Prior to the pandemic, there was some evidence that chief executive pay was beginning to head slightly downwards. Excluding the big fluctuations in Ocado and Persimmon, the data suggests that about half the chief executives each received on average £1.89m less in 2019 than in 2018, while the average for the other half was £1.06m more. The gap between executive and employee pay looks to be narrowing slightly, although it remains large, with the median at about 69:1, based on CIPD calculations. 

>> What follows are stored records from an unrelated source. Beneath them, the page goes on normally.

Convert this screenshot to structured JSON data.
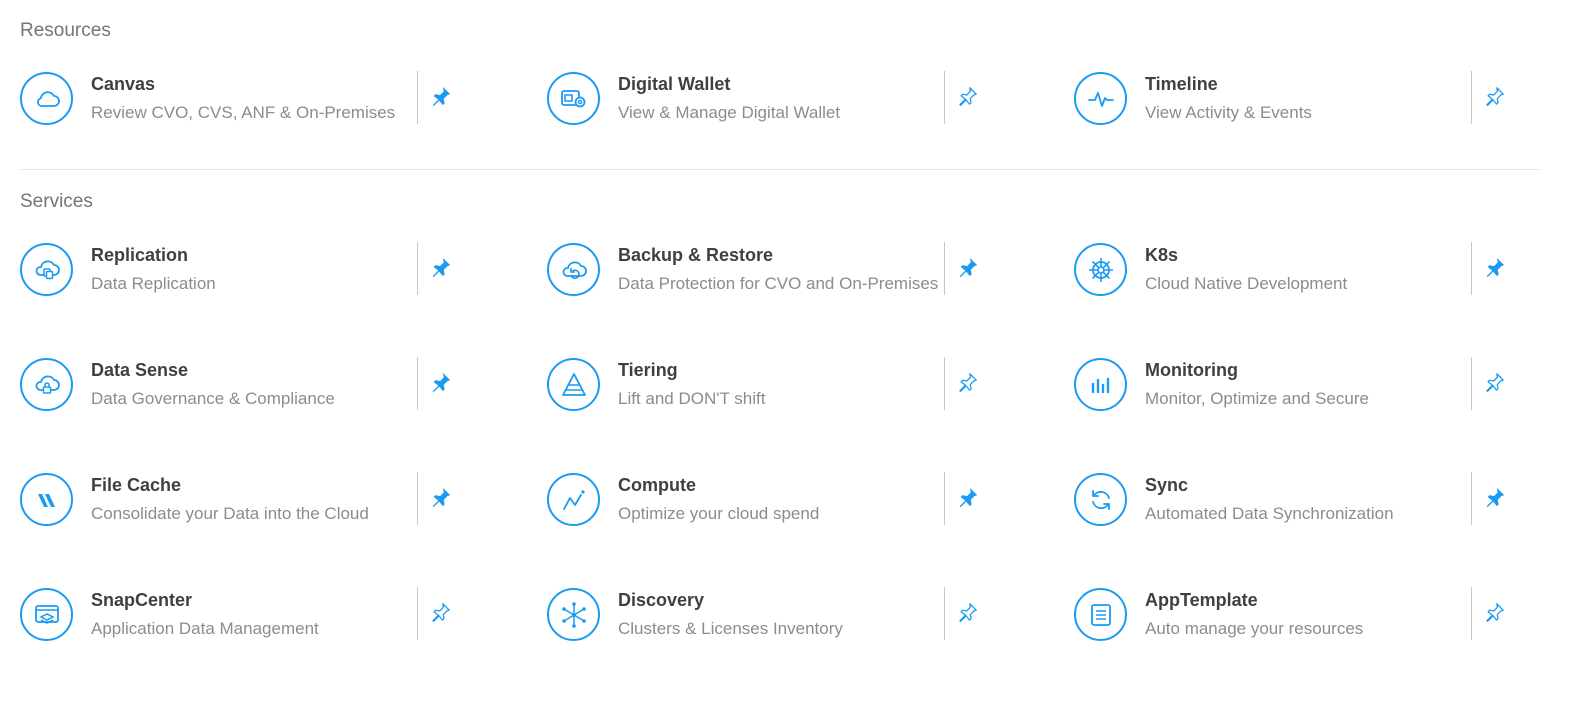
{
  "sections": {
    "resources": "Resources",
    "services": "Services"
  },
  "colors": {
    "accent": "#1a9bf2",
    "title": "#404040",
    "subtitle": "#8c8c8c",
    "heading": "#757575"
  },
  "cards": [
    {
      "title": "Canvas",
      "subtitle": "Review CVO, CVS, ANF & On-Premises",
      "icon": "cloud-icon",
      "pinned": true
    },
    {
      "title": "Digital Wallet",
      "subtitle": "View & Manage Digital Wallet",
      "icon": "wallet-icon",
      "pinned": false
    },
    {
      "title": "Timeline",
      "subtitle": "View Activity & Events",
      "icon": "pulse-icon",
      "pinned": false
    },
    {
      "title": "Replication",
      "subtitle": "Data Replication",
      "icon": "cloud-copy-icon",
      "pinned": true
    },
    {
      "title": "Backup & Restore",
      "subtitle": "Data Protection for CVO and On-Premises",
      "icon": "cloud-restore-icon",
      "pinned": true
    },
    {
      "title": "K8s",
      "subtitle": "Cloud Native Development",
      "icon": "helm-wheel-icon",
      "pinned": true
    },
    {
      "title": "Data Sense",
      "subtitle": "Data Governance & Compliance",
      "icon": "cloud-lock-icon",
      "pinned": true
    },
    {
      "title": "Tiering",
      "subtitle": "Lift and DON'T shift",
      "icon": "pyramid-icon",
      "pinned": false
    },
    {
      "title": "Monitoring",
      "subtitle": "Monitor, Optimize and Secure",
      "icon": "bar-chart-icon",
      "pinned": false
    },
    {
      "title": "File Cache",
      "subtitle": "Consolidate your Data into the Cloud",
      "icon": "file-cache-logo-icon",
      "pinned": true
    },
    {
      "title": "Compute",
      "subtitle": "Optimize your cloud spend",
      "icon": "trend-line-icon",
      "pinned": true
    },
    {
      "title": "Sync",
      "subtitle": "Automated Data Synchronization",
      "icon": "sync-icon",
      "pinned": true
    },
    {
      "title": "SnapCenter",
      "subtitle": "Application Data Management",
      "icon": "snapcenter-icon",
      "pinned": false
    },
    {
      "title": "Discovery",
      "subtitle": "Clusters & Licenses Inventory",
      "icon": "network-nodes-icon",
      "pinned": false
    },
    {
      "title": "AppTemplate",
      "subtitle": "Auto manage your resources",
      "icon": "template-document-icon",
      "pinned": false
    }
  ]
}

The impact of shutting down swathes of the economy appears to have accelerated this trend. Deloitte says that more than half of FTSE 100 companies responded by announcing pay cuts, typically in the form of a 20 per cent cut to salaries, although many were temporary. Longer lasting cuts would increase the proportion of total remuneration that chief executives receive as shares, which makes their ultimate pay more uncertain for them. In the current climate, they might well fear that they’ll lose value over time. Sentiment is against them. Already, whenever share prices go up during the performance periods of share awards, the gains are reported as pay, which for some, reinforces the perceived sense of social inequality. According to Stephen Cahill, a vice chairman at Deloitte: “Many remuneration committees face a tough year ahead and will be expected to use judgement and discretion to ensure that executive pay reflects the wider investor and workforce experience. A careful balance is needed to attract and incentivise the leadership required to drive UK business recovery in the context of a growing focus on building back a fairer society.”     

So while it’s true that the Autonomy survey was simplistic and begs a number of questions, it should not be ignored. It is not alone in overlooking the part that tax already plays in making pay less unequal, and it illustrates a widespread reaction to growing inequalities and social divisions caused by government responses to the pandemic. Surveys like this reflect broader perceptions about corporate excesses as the failure to level up from the bottom increases pressure to squeeze down from the top.